Figure 9.19 shows the basic 2D flat-plate skin-friction coefficient, CF basic, of a fully turbulent flow for local and average values. For a partial laminar flow, the CF basic correction is made using factor f1, given in Figure 9.20. It has been shown that the compressibility effect increases the boundary layer, thus reducing the local CF. However, in LRC until the Mcrit is reached, there is little sensitivity of the CF change with Mach number variations; therefore, the incompressible CF line (i.e., the Mach 0 line in Figure 9.19b) is used. At HSC at the Mcrit and above, the appropriate Mach line is used to account for the compressibility effect.

The methodology presented herein considers fully turbulent flow from the LE of all components. Here, no credit is taken for drag reduction due to possible laminar flow over a portion of the body and lifting surface. This is because it may not always be possible to keep the aircraft surfaces clear of contamination that would trigger turbulent flow. The certifying agencies recommend this conservative approach.

The basic CF changes with changes in the Re, which depends on speed and altitude of the aircraft. The chapter introduction in Section 9.2 explains that a subsonic aircraft CDpmin computed at LRC would cater to the full flight envelope during Phase 1 of a project.

9.7.2 Computation of Wetted Areas

Computation of the wetted area, Aw , of the aircraft component is shown herein.
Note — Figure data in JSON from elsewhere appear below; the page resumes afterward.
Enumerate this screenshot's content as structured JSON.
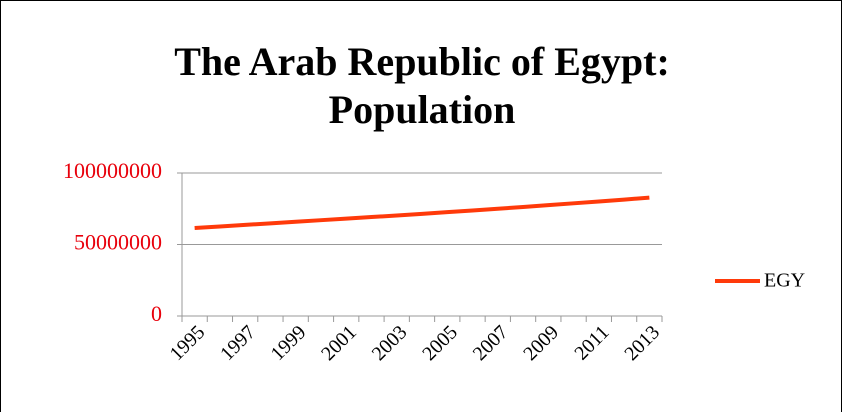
{
  "chart_data": {
    "type": "line",
    "title": "The Arab Republic of Egypt: Population",
    "categories": [
      "1995",
      null,
      "1997",
      null,
      "1999",
      null,
      "2001",
      null,
      "2003",
      null,
      "2005",
      null,
      "2007",
      null,
      "2009",
      null,
      "2011",
      null,
      "2013"
    ],
    "series": [
      {
        "name": "EGY",
        "color": "#ff3a0a",
        "values": [
          61500000,
          62600000,
          63700000,
          64800000,
          65900000,
          67000000,
          68100000,
          69200000,
          70300000,
          71400000,
          72600000,
          73800000,
          75000000,
          76200000,
          77500000,
          78800000,
          80100000,
          81400000,
          82800000
        ]
      }
    ],
    "ylim": [
      0,
      100000000
    ],
    "yticks": [
      0,
      50000000,
      100000000
    ],
    "grid": true,
    "legend": "right",
    "tick_label_color": "#e8000b"
  }
}
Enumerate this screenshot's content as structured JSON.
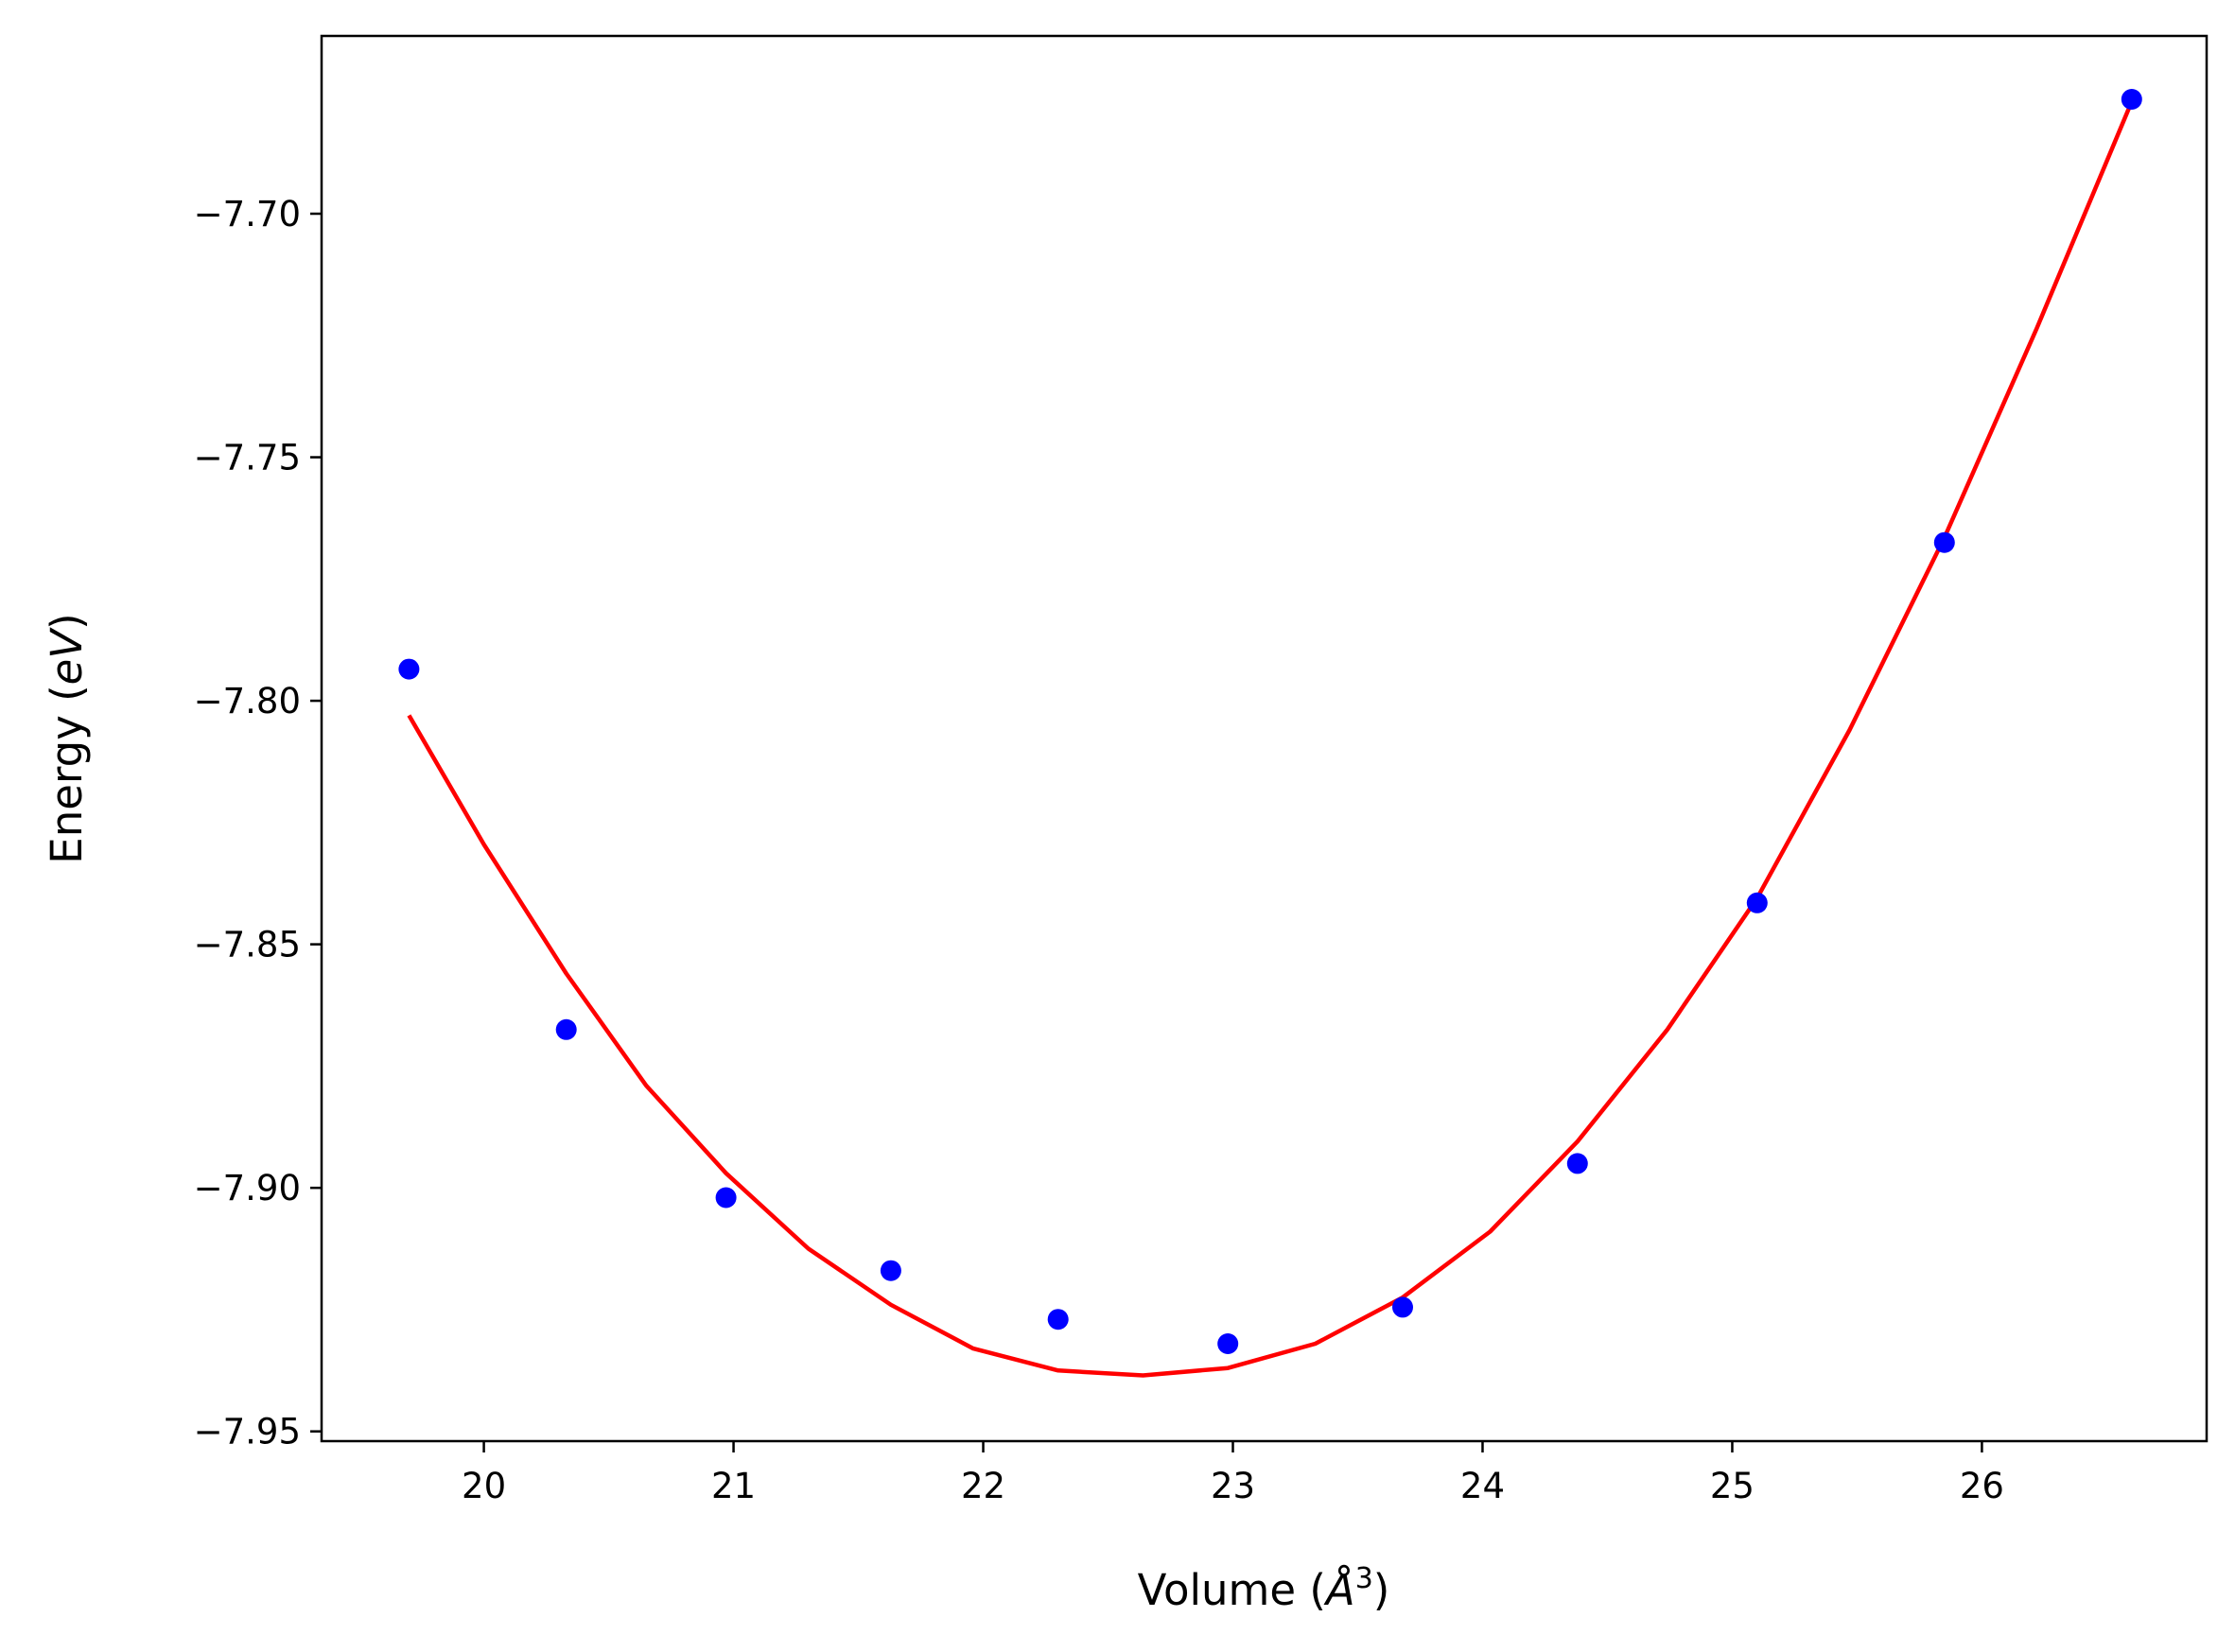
{
  "chart_data": {
    "type": "scatter",
    "title": "",
    "xlabel": {
      "text": "Volume (",
      "symbol": "Å",
      "sup": "3",
      "tail": ")"
    },
    "ylabel": {
      "text": "Energy (",
      "unit": "eV",
      "tail": ")"
    },
    "xlim": [
      19.35,
      26.9
    ],
    "ylim": [
      -7.952,
      -7.6635
    ],
    "xticks": [
      20,
      21,
      22,
      23,
      24,
      25,
      26
    ],
    "yticks": [
      -7.7,
      -7.75,
      -7.8,
      -7.85,
      -7.9,
      -7.95
    ],
    "xtick_labels": [
      "20",
      "21",
      "22",
      "23",
      "24",
      "25",
      "26"
    ],
    "ytick_labels": [
      "−7.70",
      "−7.75",
      "−7.80",
      "−7.85",
      "−7.90",
      "−7.95"
    ],
    "grid": false,
    "series": [
      {
        "kind": "points",
        "color": "#0000ff",
        "x": [
          19.7,
          20.33,
          20.97,
          21.63,
          22.3,
          22.98,
          23.68,
          24.38,
          25.1,
          25.85,
          26.6
        ],
        "y": [
          -7.7935,
          -7.8675,
          -7.902,
          -7.917,
          -7.927,
          -7.932,
          -7.9245,
          -7.895,
          -7.8415,
          -7.7675,
          -7.6765
        ]
      },
      {
        "kind": "fit-curve",
        "color": "#ff0000",
        "x": [
          19.7,
          20.0,
          20.33,
          20.65,
          20.97,
          21.3,
          21.63,
          21.96,
          22.3,
          22.64,
          22.98,
          23.33,
          23.68,
          24.03,
          24.38,
          24.74,
          25.1,
          25.47,
          25.85,
          26.22,
          26.6
        ],
        "y": [
          -7.803,
          -7.8295,
          -7.856,
          -7.879,
          -7.897,
          -7.9125,
          -7.924,
          -7.933,
          -7.9375,
          -7.9385,
          -7.937,
          -7.932,
          -7.9225,
          -7.909,
          -7.8905,
          -7.8675,
          -7.8405,
          -7.806,
          -7.7665,
          -7.7235,
          -7.677
        ]
      }
    ]
  }
}
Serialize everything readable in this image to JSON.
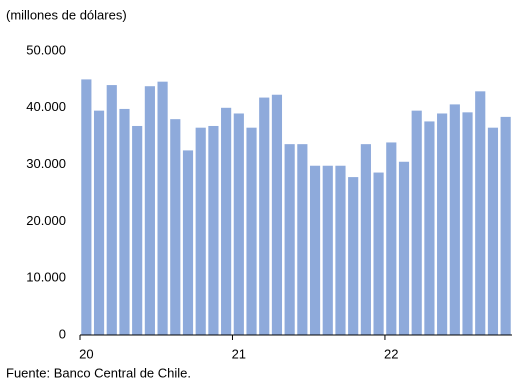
{
  "chart_data": {
    "type": "bar",
    "title": "(millones de dólares)",
    "source": "Fuente: Banco Central de Chile.",
    "categories": [
      "20",
      null,
      null,
      null,
      null,
      null,
      null,
      null,
      null,
      null,
      null,
      null,
      "21",
      null,
      null,
      null,
      null,
      null,
      null,
      null,
      null,
      null,
      null,
      null,
      "22",
      null,
      null,
      null,
      null,
      null,
      null,
      null,
      null,
      null
    ],
    "values": [
      45000,
      39500,
      44000,
      39800,
      36800,
      43800,
      44600,
      38000,
      32500,
      36500,
      36800,
      40000,
      39000,
      36500,
      41800,
      42300,
      33600,
      33600,
      29800,
      29800,
      29800,
      27800,
      33600,
      28600,
      33900,
      30500,
      39500,
      37600,
      39000,
      40600,
      39200,
      42900,
      36500,
      38400
    ],
    "color": "#8eaadb",
    "ylim": [
      0,
      50000
    ],
    "yticks": [
      0,
      {
        "value": 10000,
        "label": "10.000"
      },
      {
        "value": 20000,
        "label": "20.000"
      },
      {
        "value": 30000,
        "label": "30.000"
      },
      {
        "value": 40000,
        "label": "40.000"
      },
      {
        "value": 50000,
        "label": "50.000"
      }
    ],
    "grid": false
  }
}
Skin friction is generated on that part of the surface over which air flows, the socalled wetted area.

Lifting Surfaces

These are approximate to the flat surfaces, with the wetted area slightly more than twice the reference area due to some thickness. Care is needed in removing the areas at intersections, such as the wing area buried in the fuselage. A factor k is used to obtain the wetted area of lifting surfaces, as follows:

Aw = k × (reference area, S − the area buried in the body),

where k = 2.02 for t/c = 0.08%

=2.04 for t/c = 0.12%

=2.06 for t/c = 0.16%

The factor k may be interpolated linearly for other t/c ratios.

Fuselage

The fuselage is divided conveniently into sections – typically, for civil transport aircraft, into a constant cross-section mid-fuselage with varying cross-section frontand aft-fuselage closures. The constant cross-section mid-fuselage barrel has a wetted area of Aw f mid = perimeter × length.

The forwardand aft-closure cones could be sectioned more finely, treating each thin section as a constant section “slice.” A military aircraft is unlikely to have a constant cross-section barrel, and its wetted area must be computed in this way. The wetted areas must be excluded where the wing and empennage join the fuselage or for any other considerations.